Micro-X will build on established relationships with Fujifilm, the Johns Hopkins University in Baltimore, USA, the MADA Monash University Health Collab team and the Melbourne Brain Centre at Royal Melbourne Hospital. Micro-X is also sending an employee to the Johns Hopkins University as a PhD candidate from Flinders University for three years.

We are excited to be at the forefront in developing technology which has the potential to radically transform health care for all Australians,” Rowland said.

This unique collaboration puts Australia and the Australian Stroke Alliance at the forefront of global best practice in stroke care which may be adopted as the new standard for stroke diagnosis and management,” Professor Stephen Davis, AO, from the Australian Stroke Alliance, said.

Images of the Micro-X CT brain scanner

Background information

About the Australian Stroke Alliance


The Australian Stroke Alliance is overseeing a transformative research program having won a $40 million grant through the Federal Frontier Health and Medical Research initiative. 

Researchers from around the nation are working towards an equitable approach to the treatment of urgent, pre-hospital stroke care, particularly for Indigenous and rural and remote Australians. The program brings together 37 national agencies committed to transforming prehospital stroke care. Over five years, the team will address an unmet clinical need to deliver urgent stroke care for all. As part of this, the program will fund world-first disruptive technologies to radically transform access to early prehospital treatments.

About stroke

Stroke is the second most common cause of death globally and a leading cause of disability. In Australia, there are about 38,000 stroke events annually, or more than 100 a day, according to the Australian Institute of Health and Welfare. The Stroke Foundation’s data from Deloitte Access Economics tells us that 27,428 Australians will experience their first stroke in a 12-month period. Unfortunately, many survivors of a first stroke will have another, especially if prevention medication is not taken and recommended lifestyle changes are not maintained.

There are an estimated 445,000 stroke survivors living in Australia, the majority with a disability that impacts their everyday life. Today, someone in Australia suffers a new stroke every 19 minutes, according to the Stroke Foundation. By 2050 this will almost double to every 10 minutes, and new data tells us there will be 819,900 Australian stroke survivors.

About Micro-X


Micro-X Limited (the Company) is an ASX listed hi-tech company developing and commercializing a range of innovative products for global health and security markets, based on proprietary cold cathode, carbon nanotube (CNT) emitter technology.  The electronic control of emitters with this technology enables x-ray products with significant reduction in size, weight, and power requirements, enabling greater mobility and ease of use in existing x-ray markets and a range of new and unique security and defense applications.  Micro-X has a fully vertically integrated design and production facility in Adelaide, Australia.  A growing technical and commercial team based in Seattle is rapidly expanding Micro-X’s US business.

Micro-X’s product portfolio is built in four, high margin, product lines in health and security.

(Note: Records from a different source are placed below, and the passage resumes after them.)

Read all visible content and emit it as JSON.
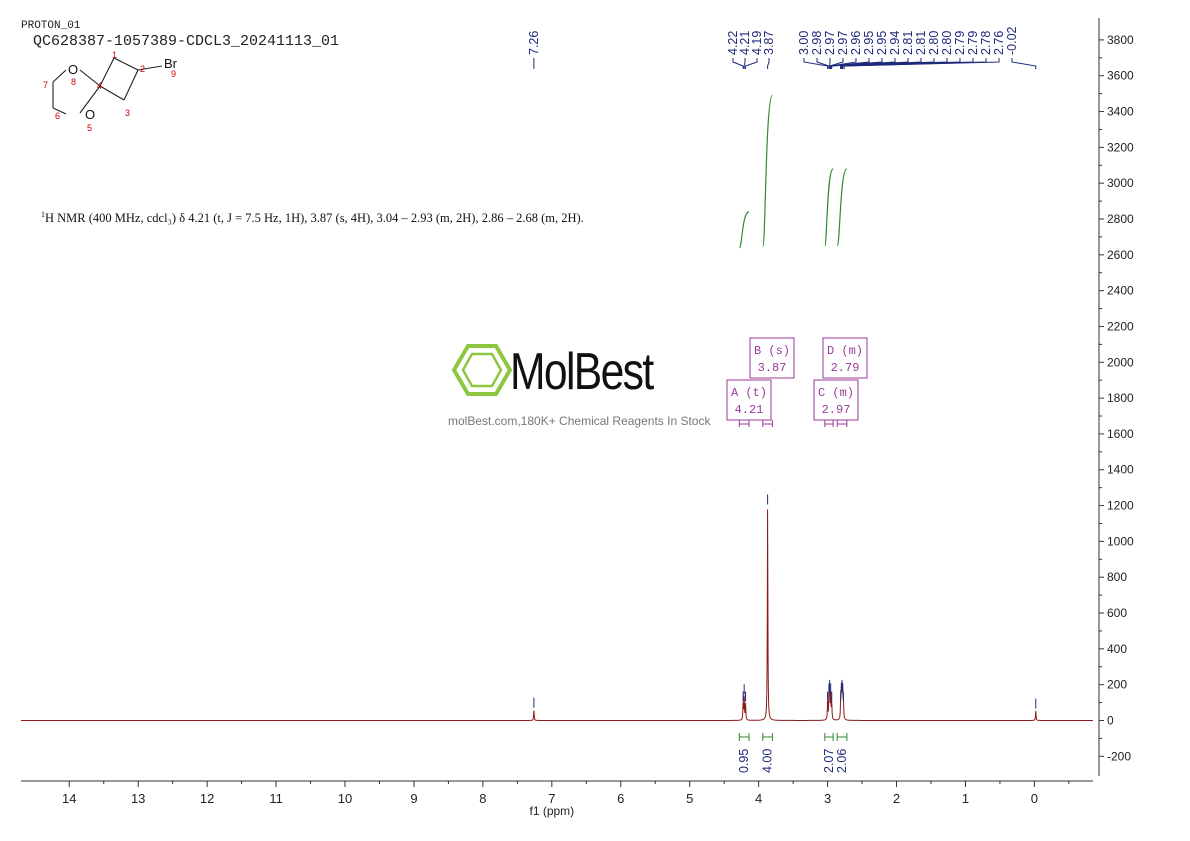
{
  "experiment": "PROTON_01",
  "sample_title": "QC628387-1057389-CDCL3_20241113_01",
  "nmr_description": {
    "sup": "1",
    "text": "H NMR (400 MHz, cdcl₃) δ 4.21 (t, J = 7.5 Hz, 1H), 3.87 (s, 4H), 3.04 – 2.93 (m, 2H), 2.86 – 2.68 (m, 2H)."
  },
  "watermark": {
    "name": "MolBest",
    "tagline": "molBest.com,180K+ Chemical Reagents In Stock",
    "color": "#8dc63f"
  },
  "structure": {
    "atoms": [
      "O",
      "8",
      "1",
      "2",
      "Br",
      "9",
      "4",
      "7",
      "3",
      "6",
      "O",
      "5"
    ]
  },
  "colors": {
    "spectrum": "#8b1a1a",
    "peak_labels": "#1f2a7a",
    "integral": "#2e8b2e",
    "multiplet_box": "#9b3b9b",
    "axis": "#333333"
  },
  "chart_data": {
    "type": "line",
    "xlabel": "f1 (ppm)",
    "x_ticks": [
      "14",
      "13",
      "12",
      "11",
      "10",
      "9",
      "8",
      "7",
      "6",
      "5",
      "4",
      "3",
      "2",
      "1",
      "0"
    ],
    "y_ticks": [
      "-200",
      "0",
      "200",
      "400",
      "600",
      "800",
      "1000",
      "1200",
      "1400",
      "1600",
      "1800",
      "2000",
      "2200",
      "2400",
      "2600",
      "2800",
      "3000",
      "3200",
      "3400",
      "3600",
      "3800"
    ],
    "xlim": [
      14.7,
      -0.85
    ],
    "ylim": [
      -310,
      3900
    ],
    "peak_labels": [
      "7.26",
      "4.22",
      "4.21",
      "4.19",
      "3.87",
      "3.00",
      "2.98",
      "2.97",
      "2.97",
      "2.96",
      "2.95",
      "2.95",
      "2.94",
      "2.81",
      "2.81",
      "2.80",
      "2.80",
      "2.79",
      "2.79",
      "2.78",
      "2.76",
      "-0.02"
    ],
    "peaks": [
      {
        "ppm": 7.26,
        "height": 60
      },
      {
        "ppm": 4.225,
        "height": 95
      },
      {
        "ppm": 4.21,
        "height": 135
      },
      {
        "ppm": 4.19,
        "height": 95
      },
      {
        "ppm": 3.87,
        "height": 1195
      },
      {
        "ppm": 3.0,
        "height": 95
      },
      {
        "ppm": 2.98,
        "height": 140
      },
      {
        "ppm": 2.97,
        "height": 160
      },
      {
        "ppm": 2.955,
        "height": 140
      },
      {
        "ppm": 2.94,
        "height": 95
      },
      {
        "ppm": 2.81,
        "height": 100
      },
      {
        "ppm": 2.8,
        "height": 145
      },
      {
        "ppm": 2.79,
        "height": 160
      },
      {
        "ppm": 2.78,
        "height": 140
      },
      {
        "ppm": 2.77,
        "height": 90
      },
      {
        "ppm": -0.02,
        "height": 55
      }
    ],
    "integrals": [
      {
        "from": 4.28,
        "to": 4.14,
        "value": "0.95",
        "y_start": 2640,
        "y_end": 2840
      },
      {
        "from": 3.94,
        "to": 3.8,
        "value": "4.00",
        "y_start": 2645,
        "y_end": 3490
      },
      {
        "from": 3.04,
        "to": 2.92,
        "value": "2.07",
        "y_start": 2650,
        "y_end": 3080
      },
      {
        "from": 2.86,
        "to": 2.72,
        "value": "2.06",
        "y_start": 2650,
        "y_end": 3080
      }
    ],
    "multiplets": [
      {
        "label": "A (t)",
        "shift": "4.21",
        "from": 4.28,
        "to": 4.14
      },
      {
        "label": "B (s)",
        "shift": "3.87",
        "from": 3.94,
        "to": 3.8
      },
      {
        "label": "C (m)",
        "shift": "2.97",
        "from": 3.04,
        "to": 2.92
      },
      {
        "label": "D (m)",
        "shift": "2.79",
        "from": 2.86,
        "to": 2.72
      }
    ]
  }
}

The first commercial mobile digital radiology products are currently sold for diagnostic imaging in global healthcare, military, and veterinary applications.  An X-ray Camera for security imaging of Improvised Explosive Devices is in advanced development.  The US Department of Homeland Security has selected Micro-X to design a next-generation Airport Checkpoint Portal with self-service x-ray.  A miniature brain CT imager for pre-hospital stroke diagnosis in ambulances, is being developed with funding from the Australian Government’s Medical Research Future Fund.